Donde te imagino estar
Por las noches, bordeando casi siempre la madrugada, veo el rayo de luz que se filtra por las hendiduras de tu puerta y me acuerdo de tus pies descalzos en la cocina, de tus ojeras por las noches en vela, de tus pijamas grises e improvisadas, de la seriedad en tus ojos al debatir en la mesa sobre una vida mejor, de tus historias ambientadas al otro lado de mi horizonte.
Es entonces cuando en plena oscuridad te invento una vida por cada día que pasa.
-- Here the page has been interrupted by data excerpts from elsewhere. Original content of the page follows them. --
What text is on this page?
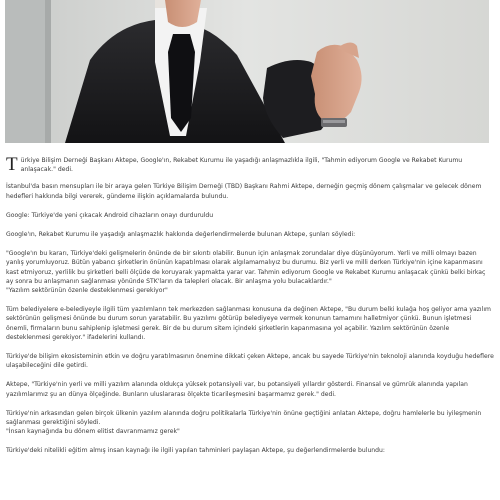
Türkiye Bilişim Derneği Başkanı Aktepe, Google'ın, Rekabet Kurumu ile yaşadığı anlaşmazlıkla ilgili, "Tahmin ediyorum Google ve Rekabet Kurumu anlaşacak." dedi.

İstanbul'da basın mensupları ile bir araya gelen Türkiye Bilişim Derneği (TBD) Başkanı Rahmi Aktepe, derneğin geçmiş dönem çalışmalar ve gelecek dönem hedefleri hakkında bilgi vererek, gündeme ilişkin açıklamalarda bulundu.

Google: Türkiye'de yeni çıkacak Android cihazların onayı durduruldu

Google'ın, Rekabet Kurumu ile yaşadığı anlaşmazlık hakkında değerlendirmelerde bulunan Aktepe, şunları söyledi:

"Google'ın bu kararı, Türkiye'deki gelişmelerin önünde de bir sıkıntı olabilir. Bunun için anlaşmak zorundalar diye düşünüyorum. Yerli ve milli olmayı bazen yanlış yorumluyoruz. Bütün yabancı şirketlerin önünün kapatılması olarak algılamamalıyız bu durumu. Biz yerli ve milli derken Türkiye'nin içine kapanmasını kast etmiyoruz, yerlilik bu şirketleri belli ölçüde de koruyarak yapmakta yarar var. Tahmin ediyorum Google ve Rekabet Kurumu anlaşacak çünkü belki birkaç ay sonra bu anlaşmanın sağlanması yönünde STK'ların da talepleri olacak. Bir anlaşma yolu bulacaklardır."
"Yazılım sektörünün özenle desteklenmesi gerekiyor"

Tüm belediyelere e-belediyeyle ilgili tüm yazılımların tek merkezden sağlanması konusuna da değinen Aktepe, "Bu durum belki kulağa hoş geliyor ama yazılım sektörünün gelişmesi önünde bu durum sorun yaratabilir. Bu yazılımı götürüp belediyeye vermek konunun tamamını halletmiyor çünkü. Bunun işletmesi önemli, firmaların bunu sahiplenip işletmesi gerek. Bir de bu durum sitem içindeki şirketlerin kapanmasına yol açabilir. Yazılım sektörünün özenle desteklenmesi gerekiyor." ifadelerini kullandı.

Türkiye'de bilişim ekosisteminin etkin ve doğru yaratılmasının önemine dikkati çeken Aktepe, ancak bu sayede Türkiye'nin teknoloji alanında koyduğu hedeflere ulaşabileceğini dile getirdi.

Aktepe, "Türkiye'nin yerli ve milli yazılım alanında oldukça yüksek potansiyeli var, bu potansiyeli yıllardır gösterdi. Finansal ve gümrük alanında yapılan yazılımlarımız şu an dünya ölçeğinde. Bunların uluslararası ölçekte ticarileşmesini başarmamız gerek." dedi.

Türkiye'nin arkasından gelen birçok ülkenin yazılım alanında doğru politikalarla Türkiye'nin önüne geçtiğini anlatan Aktepe, doğru hamlelerle bu iyileşmenin sağlanması gerektiğini söyledi.
"İnsan kaynağında bu dönem elitist davranmamız gerek"

Türkiye'deki nitelikli eğitim almış insan kaynağı ile ilgili yapılan tahminleri paylaşan Aktepe, şu değerlendirmelerde bulundu:
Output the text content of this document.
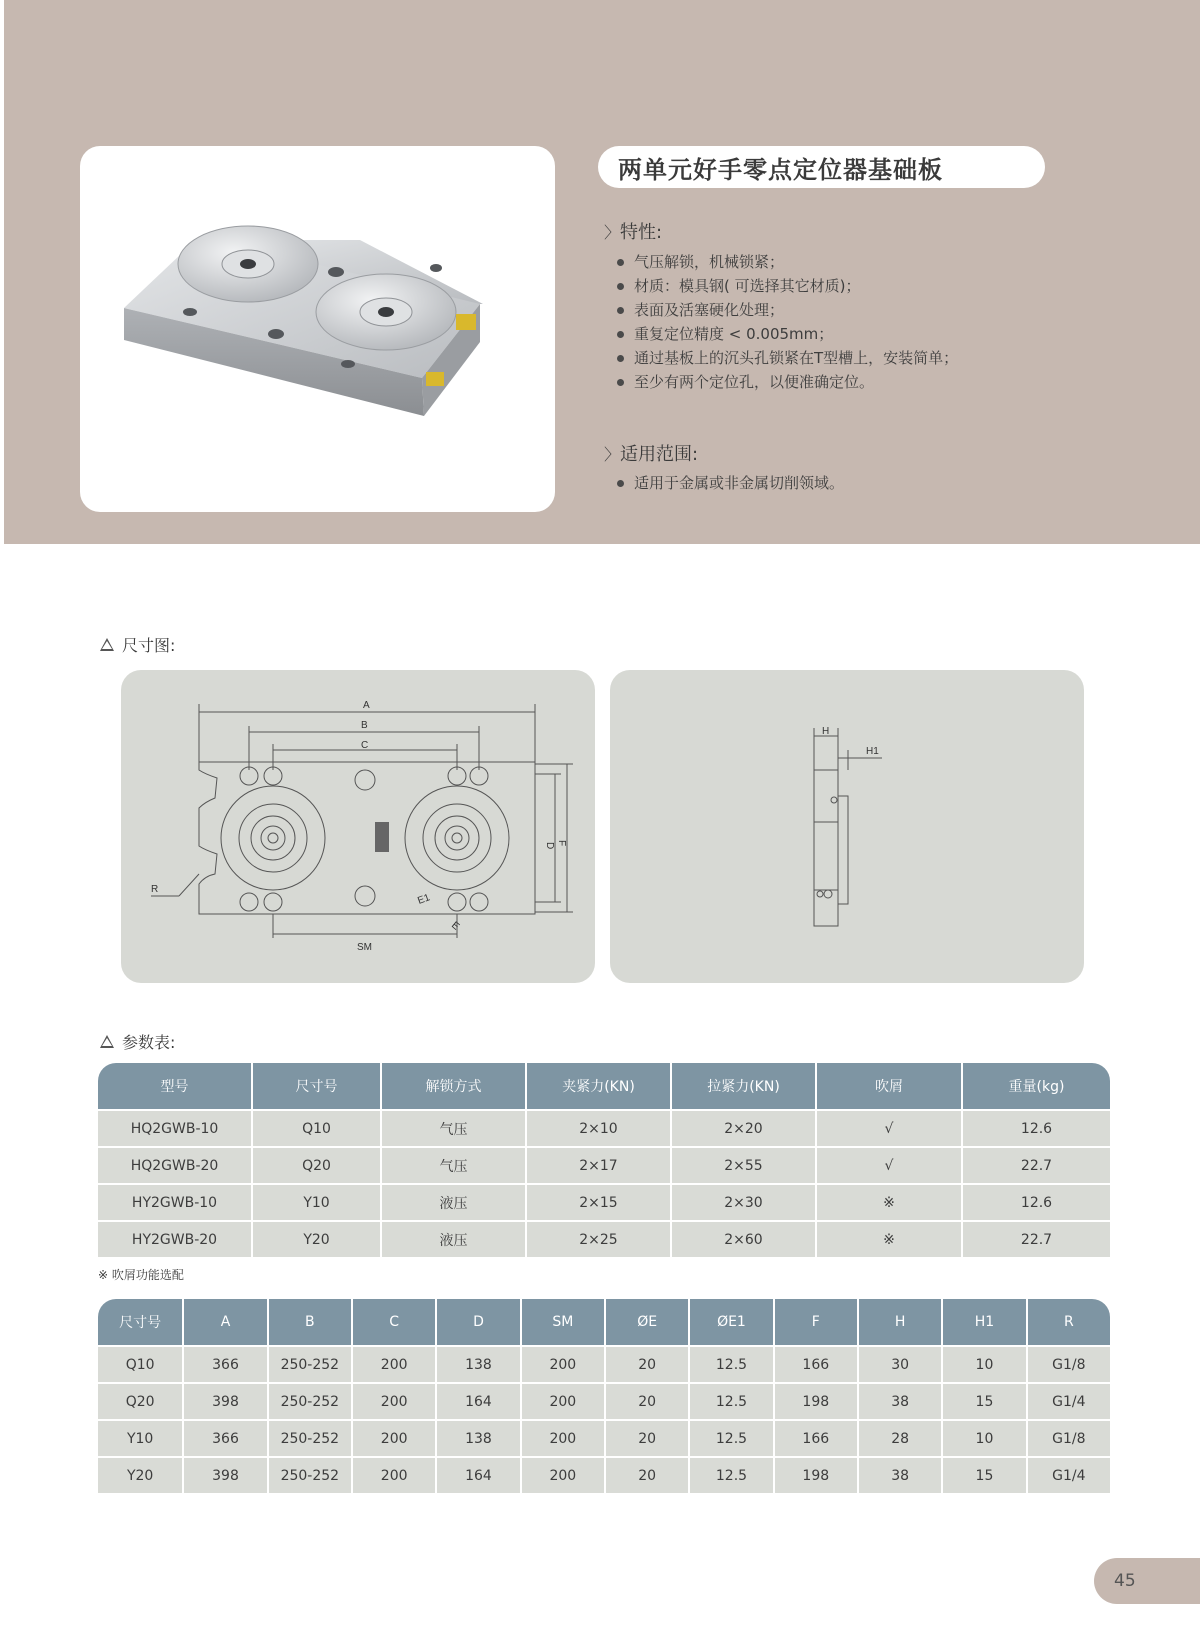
两单元好手零点定位器基础板
〉特性:
气压解锁，机械锁紧；
材质：模具钢( 可选择其它材质)；
表面及活塞硬化处理；
重复定位精度 < 0.005mm；
通过基板上的沉头孔锁紧在T型槽上，安装简单；
至少有两个定位孔，以便准确定位。
〉适用范围:
适用于金属或非金属切削领域。
尺寸图:
A
B
C
D F
SM
R
E1
E
H
H1
参数表:
型号	尺寸号	解锁方式	夹紧力(KN)	拉紧力(KN)	吹屑	重量(kg)
HQ2GWB-10	Q10	气压	2×10	2×20	√	12.6
HQ2GWB-20	Q20	气压	2×17	2×55	√	22.7
HY2GWB-10	Y10	液压	2×15	2×30	※	12.6
HY2GWB-20	Y20	液压	2×25	2×60	※	22.7
※ 吹屑功能选配
尺寸号	A	B	C	D	SM	ØE	ØE1	F	H	H1	R
Q10	366	250-252	200	138	200	20	12.5	166	30	10	G1/8
Q20	398	250-252	200	164	200	20	12.5	198	38	15	G1/4
Y10	366	250-252	200	138	200	20	12.5	166	28	10	G1/8
Y20	398	250-252	200	164	200	20	12.5	198	38	15	G1/4
45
Te imagino durmiendo con la luz encendida o metida de lleno en tus pensamientos mientras tratas de conciliar el sueño. O charlando aparentemente molesta por el teléfono en una idioma que de romántico no tiene nada cuando sale de tus labios. O leyendo tus obligaciones con demasiada anticipación porque siempre fuiste así: brillante de ideas y exigente para las cosas.
Así te vengo imaginando incluso cuando me preparo para dormir, porque aún trato de alejarme lo más posible de la delgada pared que nos separa debido a que tu cabeza descansa a unos cuántos centímetros de la mía y el menor golpe puede interrumpirte el sueño.
Y si te imagino tanto es porque no estás allí donde deberías estar: descalza en la cocina, al otro lado de la mesa y de las paredes y de la bendita puerta cuya luz entre sus hendiduras te traen de vuelta por las noches. Por más que alguien viva ahora en el mismo dormitorio que abandonaste, tu memoria aún le pertenece a los espacios que compartimos por tan breves pero inolvidables momentos, porque contigo aprendí que conversar debe ser un derecho universal de la humanidad.